For instance, flower species can have multiple colors:
Field | Data |
---|---|
Name | Galanthus nivalis |
Color | White |
Color | Green |
IUCN ID | 162168 |
Name | Narcissus cyclamineus |
Color | Yellow |
IUCN ID | 161899 |
This table is transformed by the operation as follows:
Name | Color | IUCN ID |
---|---|---|
Galanthus nivalis | White | 162168 |
Green | ||
Narcissus cyclamineus | Yellow | 161899 |
The first key encountered by the operation serves as the record key. The "Green" value is attached to the "Galanthus nivalis" name because it is the latest record key encountered by the operation as it scans the table. See the Row order section for more details about the influence of row order on the results of the operation.
Notes column
In addition to the key and value columns, a notes column can be used optionally. This can be used to store extra metadata associated to a key/value pair.
Consider the following example:
Field | Data | Source |
---|---|---|
Name | Galanthus nivalis | IUCN |
Color | White | Contributed by Martha |
IUCN ID | 162168 | |
Name | Narcissus cyclamineus | Legacy |
Color | Yellow | 2009 survey |
IUCN ID | 161899 |
If the "Source" column is selected as notes column, this table is transformed to:
Name | Color | IUCN ID | Source : Name | Source : Color |
---|---|---|---|---|
Galanthus nivalis | White | 162168 | IUCN | Contributed by Martha |
Narcissus cyclamineus | Yellow | 161899 | Legacy | 2009 survey |
Notes columns can therefore be used to preserve provenance or other context about a particular key/value pair.
Extra columns
If the table contains extra columns, which are not used as key, value or notes columns, they can be preserved by the operation. For this to work, they must have the same value in all old rows corresponding to a new row.
Consider for instance the following table, where the "Field" and "Data" columns are used as key and value columns respectively, and the "Wikidata ID" column is not selected:
Field | Data | Wikidata ID |
---|---|---|
Name | Galanthus nivalis | Q109995 |
Color | White | Q109995 |
IUCN ID | 162168 | Q109995 |
Name | Narcissus cyclamineus | Q1727024 |
Color | Yellow | Q1727024 |
IUCN ID | 161899 | Q1727024 |
This will be transformed to
Wikidata ID | Name | Color | IUCN ID |
---|---|---|---|
Q109995 | Galanthus nivalis | White | 162168 |
Q1727024 | Narcissus cyclamineus | Yellow | 161899 |
If extra columns do not contain identical values for all old rows spanning an entry, this can be fixed beforehand by using the fill down operation.
Row order
In the absence of extra columns, it is important to note that the order in which the key/value pairs appear matters. Specifically, the operation will use the first key it encounters as the delimiter for entries: every time it encounters this key again, it will produce a new row and add the following other key/value pairs to that row.

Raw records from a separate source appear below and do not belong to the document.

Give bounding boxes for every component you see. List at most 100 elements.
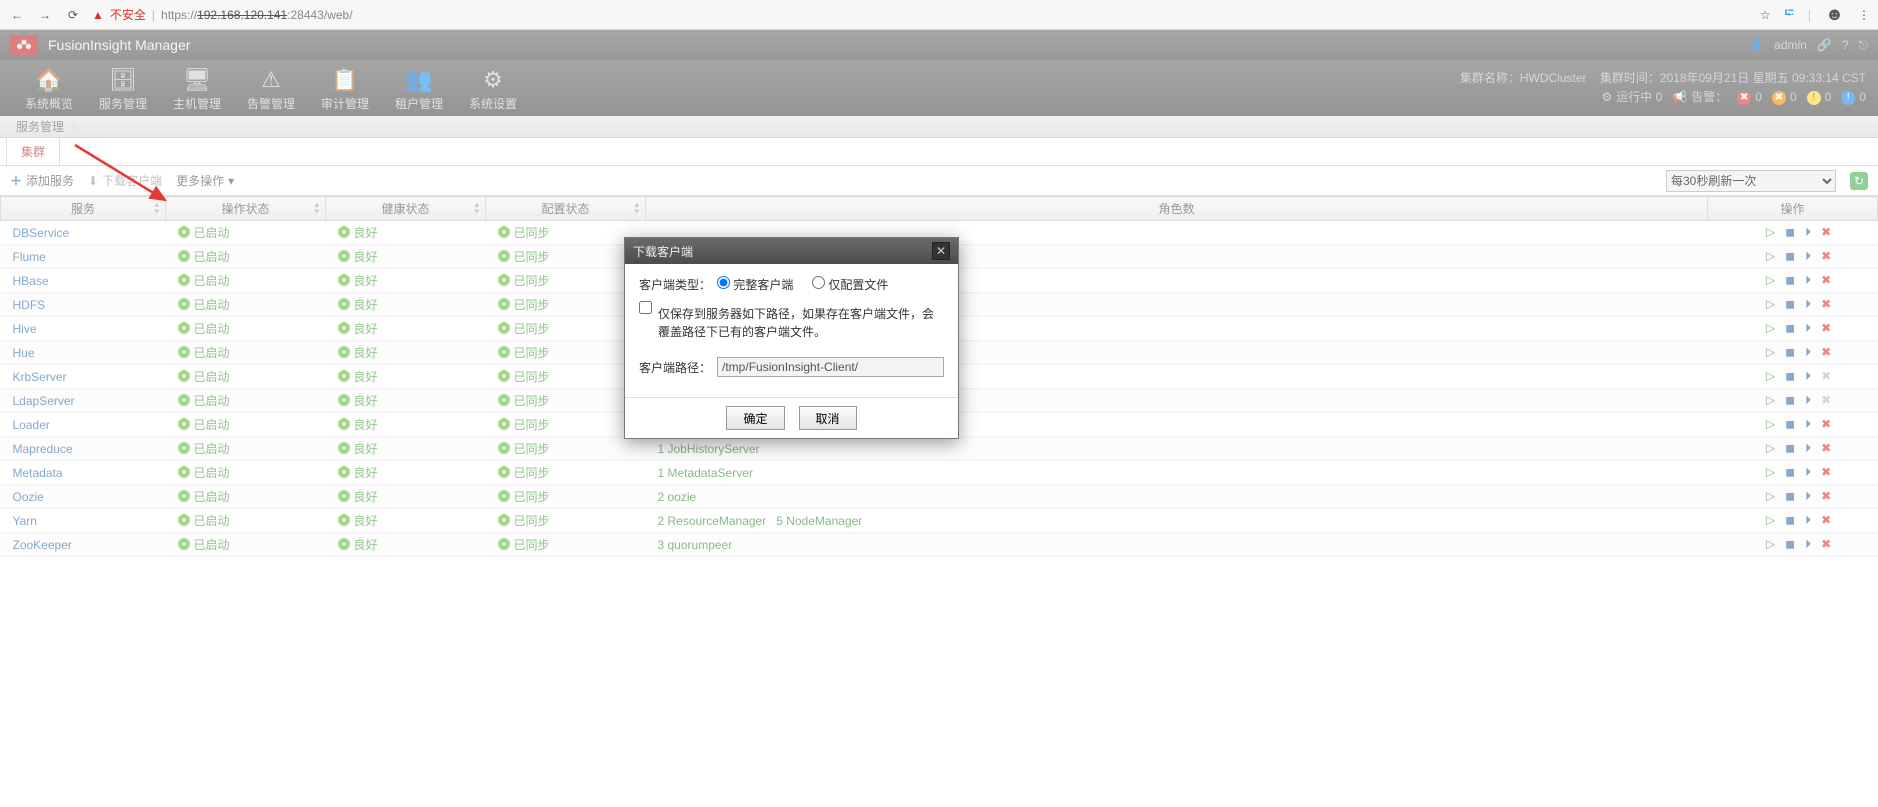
- delete-icon[interactable]: ✖: [1821, 441, 1831, 456]
- stop-icon[interactable]: ◼: [1785, 441, 1795, 456]
- nav-item-2[interactable]: 🖥主机管理: [160, 65, 234, 112]
- service-link[interactable]: DBService: [13, 226, 70, 240]
- stop-icon[interactable]: ◼: [1785, 297, 1795, 312]
- nav-item-1[interactable]: 🗄服务管理: [86, 65, 160, 112]
- delete-icon[interactable]: ✖: [1821, 297, 1831, 312]
- service-link[interactable]: Metadata: [13, 466, 63, 480]
- delete-icon[interactable]: ✖: [1821, 417, 1831, 432]
- star-icon[interactable]: ☆: [1760, 8, 1771, 22]
- delete-icon[interactable]: ✖: [1821, 225, 1831, 240]
- tab-cluster[interactable]: 集群: [6, 137, 60, 165]
- stop-icon[interactable]: ◼: [1785, 273, 1795, 288]
- alarm-major[interactable]: ✖0: [1772, 88, 1797, 107]
- start-icon[interactable]: ▷: [1766, 393, 1775, 408]
- nav-item-0[interactable]: 🏠系统概览: [12, 65, 86, 112]
- cancel-button[interactable]: 取消: [799, 406, 857, 430]
- delete-icon[interactable]: ✖: [1821, 345, 1831, 360]
- service-link[interactable]: Loader: [13, 418, 50, 432]
- restart-icon[interactable]: ⏵: [1805, 273, 1811, 288]
- refresh-interval-select[interactable]: 每30秒刷新一次: [1666, 170, 1836, 192]
- link-icon[interactable]: 🔗: [1817, 38, 1832, 52]
- close-icon[interactable]: ✕: [932, 242, 950, 260]
- start-icon[interactable]: ▷: [1766, 513, 1775, 528]
- restart-icon[interactable]: ⏵: [1805, 489, 1811, 504]
- service-link[interactable]: Mapreduce: [13, 442, 73, 456]
- restart-icon[interactable]: ⏵: [1805, 393, 1811, 408]
- nav-item-4[interactable]: 📋审计管理: [308, 65, 382, 112]
- radio-config-only[interactable]: 仅配置文件: [812, 276, 888, 293]
- service-link[interactable]: LdapServer: [13, 394, 75, 408]
- nav-item-6[interactable]: ⚙系统设置: [456, 65, 530, 112]
- stop-icon[interactable]: ◼: [1785, 465, 1795, 480]
- radio-full-client[interactable]: 完整客户端: [717, 276, 793, 293]
- forward-icon[interactable]: →: [36, 6, 54, 24]
- nav-item-3[interactable]: ⚠告警管理: [234, 65, 308, 112]
- delete-icon[interactable]: ✖: [1821, 513, 1831, 528]
- stop-icon[interactable]: ◼: [1785, 369, 1795, 384]
- col-config[interactable]: 配置状态▴▾: [486, 197, 646, 221]
- stop-icon[interactable]: ◼: [1785, 249, 1795, 264]
- delete-icon[interactable]: ✖: [1821, 249, 1831, 264]
- nav-item-5[interactable]: 👥租户管理: [382, 65, 456, 112]
- client-path-input[interactable]: [717, 357, 944, 377]
- alarm-minor[interactable]: !0: [1807, 88, 1832, 107]
- breadcrumb-seg[interactable]: 服务管理: [6, 118, 74, 135]
- user-name[interactable]: admin: [1774, 38, 1807, 52]
- service-link[interactable]: Oozie: [13, 490, 44, 504]
- delete-icon[interactable]: ✖: [1821, 321, 1831, 336]
- stop-icon[interactable]: ◼: [1785, 537, 1795, 552]
- start-icon[interactable]: ▷: [1766, 537, 1775, 552]
- restart-icon[interactable]: ⏵: [1805, 441, 1811, 456]
- stop-icon[interactable]: ◼: [1785, 489, 1795, 504]
- stop-icon[interactable]: ◼: [1785, 417, 1795, 432]
- delete-icon[interactable]: ✖: [1821, 489, 1831, 504]
- translate-icon[interactable]: ⮓: [1785, 4, 1794, 25]
- start-icon[interactable]: ▷: [1766, 417, 1775, 432]
- start-icon[interactable]: ▷: [1766, 465, 1775, 480]
- service-link[interactable]: KrbServer: [13, 370, 67, 384]
- start-icon[interactable]: ▷: [1766, 441, 1775, 456]
- restart-icon[interactable]: ⏵: [1805, 465, 1811, 480]
- save-to-server-checkbox[interactable]: [639, 301, 652, 314]
- alarm-info[interactable]: !0: [1841, 88, 1866, 107]
- service-link[interactable]: Hive: [13, 322, 37, 336]
- restart-icon[interactable]: ⏵: [1805, 249, 1811, 264]
- start-icon[interactable]: ▷: [1766, 273, 1775, 288]
- restart-icon[interactable]: ⏵: [1805, 417, 1811, 432]
- col-health[interactable]: 健康状态▴▾: [326, 197, 486, 221]
- stop-icon[interactable]: ◼: [1785, 393, 1795, 408]
- restart-icon[interactable]: ⏵: [1805, 537, 1811, 552]
- start-icon[interactable]: ▷: [1766, 225, 1775, 240]
- stop-icon[interactable]: ◼: [1785, 321, 1795, 336]
- restart-icon[interactable]: ⏵: [1805, 297, 1811, 312]
- service-link[interactable]: Hue: [13, 346, 35, 360]
- restart-icon[interactable]: ⏵: [1805, 369, 1811, 384]
- start-icon[interactable]: ▷: [1766, 321, 1775, 336]
- start-icon[interactable]: ▷: [1766, 489, 1775, 504]
- restart-icon[interactable]: ⏵: [1805, 345, 1811, 360]
- restart-icon[interactable]: ⏵: [1805, 225, 1811, 240]
- more-actions-button[interactable]: 更多操作 ▾: [176, 172, 234, 189]
- alarm-critical[interactable]: ✖0: [1737, 88, 1762, 107]
- service-link[interactable]: HBase: [13, 274, 49, 288]
- reload-icon[interactable]: ⟳: [64, 6, 82, 24]
- menu-icon[interactable]: ⋮: [1858, 8, 1870, 22]
- account-icon[interactable]: ☻: [1825, 4, 1844, 25]
- start-icon[interactable]: ▷: [1766, 345, 1775, 360]
- back-icon[interactable]: ←: [8, 6, 26, 24]
- delete-icon[interactable]: ✖: [1821, 273, 1831, 288]
- service-link[interactable]: HDFS: [13, 298, 46, 312]
- restart-icon[interactable]: ⏵: [1805, 321, 1811, 336]
- logout-icon[interactable]: ⎋: [1859, 38, 1869, 53]
- address-bar[interactable]: ▲ 不安全 | https://192.168.120.141:28443/we…: [92, 6, 1750, 23]
- start-icon[interactable]: ▷: [1766, 249, 1775, 264]
- restart-icon[interactable]: ⏵: [1805, 513, 1811, 528]
- service-link[interactable]: Yarn: [13, 514, 37, 528]
- col-op[interactable]: 操作状态▴▾: [166, 197, 326, 221]
- stop-icon[interactable]: ◼: [1785, 225, 1795, 240]
- add-service-button[interactable]: ＋添加服务: [10, 172, 74, 189]
- download-client-button[interactable]: ⬇下载客户端: [88, 172, 162, 189]
- stop-icon[interactable]: ◼: [1785, 345, 1795, 360]
- service-link[interactable]: Flume: [13, 250, 46, 264]
- refresh-button[interactable]: ↻: [1850, 172, 1868, 190]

Consider for instance the following table:
Field | Data |
---|---|
Name | Galanthus nivalis |
Color | White |
IUCN ID | 162168 |
Name | Crinum variabile |
Name | Narcissus cyclamineus |
Color | Yellow |
IUCN ID | 161899 |
The occurrences of the "Name" value in the "Field" column define the boundaries of the entries. Because there is no other row between the "Crinum variabile" and the "Narcissus cyclamineus" rows, the "Color" and "IUCN ID" columns for the "Crinum variabile" entry will be empty:
Name | Color | IUCN ID |
---|---|---|
Galanthus nivalis | White | 162168 |
Crinum variabile | ||
Narcissus cyclamineus | Yellow | 161899 |
This sensitivity to order is removed if there are extra columns: in that case, the first extra column will serve as root identifier for the entries.
Behaviour in records mode
In records mode, this operation behaves just like in rows mode, except that any facets applied to it will be interpreted in records mode.